Spotify unveiled its new design and it's oddly reminiscent of another sound/social app, TikTok. At the company's Stream On event, CEO Daniel Ek unveiled the app’s new home screen.
In an effort to make the home screen the center of the app (for those of us who skip straight to our playlist libraries), the new page will make it easier for users to find new things to listen to (and look at). The image-heavy design allows for endless vertical scrolling, resembling the doom-scrolling voids of TikTok or Instagram (which has its own iteration of TikTok in the form of Reels).

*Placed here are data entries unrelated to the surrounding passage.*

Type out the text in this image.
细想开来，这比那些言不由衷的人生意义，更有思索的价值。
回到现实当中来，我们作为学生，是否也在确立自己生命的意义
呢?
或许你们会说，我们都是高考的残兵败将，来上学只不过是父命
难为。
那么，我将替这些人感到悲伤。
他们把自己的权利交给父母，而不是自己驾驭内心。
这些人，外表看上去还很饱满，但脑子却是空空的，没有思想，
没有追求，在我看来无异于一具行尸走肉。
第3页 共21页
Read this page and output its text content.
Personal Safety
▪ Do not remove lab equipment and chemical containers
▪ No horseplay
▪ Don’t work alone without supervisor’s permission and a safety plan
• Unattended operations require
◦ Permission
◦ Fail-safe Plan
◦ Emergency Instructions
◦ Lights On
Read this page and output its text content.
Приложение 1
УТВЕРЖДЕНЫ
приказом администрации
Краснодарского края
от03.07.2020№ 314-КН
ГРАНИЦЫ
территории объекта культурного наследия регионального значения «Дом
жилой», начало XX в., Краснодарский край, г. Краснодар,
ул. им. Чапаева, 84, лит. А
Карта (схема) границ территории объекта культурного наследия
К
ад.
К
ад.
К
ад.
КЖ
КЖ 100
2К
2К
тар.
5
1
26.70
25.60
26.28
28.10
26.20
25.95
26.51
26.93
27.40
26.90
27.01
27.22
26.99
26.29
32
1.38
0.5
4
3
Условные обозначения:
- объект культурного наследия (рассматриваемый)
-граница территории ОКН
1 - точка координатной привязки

If video is where the money is, Spotify is cashing in. The homepage will come “alive” with auto-playing, vertically-scrolling videos to encourage listeners to dive deeper into a song, podcast or audiobook.
Touted as giving artists more control of their sound, Spotify wants all creators who monetize and distribute on the platform to take video into account.
“Trying to go viral with a video, posting on every social media app, even buying old-school ads, artists are doing whatever it takes to get attention,” said Joe Hadley, Spotify's Global Head of Artist Partnerships and Audience in an interview with Bloomberg. “Marketing music on these digital platforms that aren’t built for music is exhausting, and frankly, not very effective.”
While pushing artists to produce video content to promote their music, Spotify will also usher in updates for Discovery Mode, offering rights holders the option to accept lower royalty rates in exchange for algorithmic boosts. For reference, the app’s average return on streams was $0.0038 per stream for artists in a 2021 Union of Musicians.
Musicians are notoriously apprehensive about rolling out social/video content to get streams, but the update could increase traffic for podcasters by embedding videotaped podcasts within the app which, at that point, isn’t a straightforward listening app anymore.
Spotify is dipping its toe into the ever-murky waters of cross-content platforms. But of course, the shiny new omnipotent AI DJ stole the show for app users.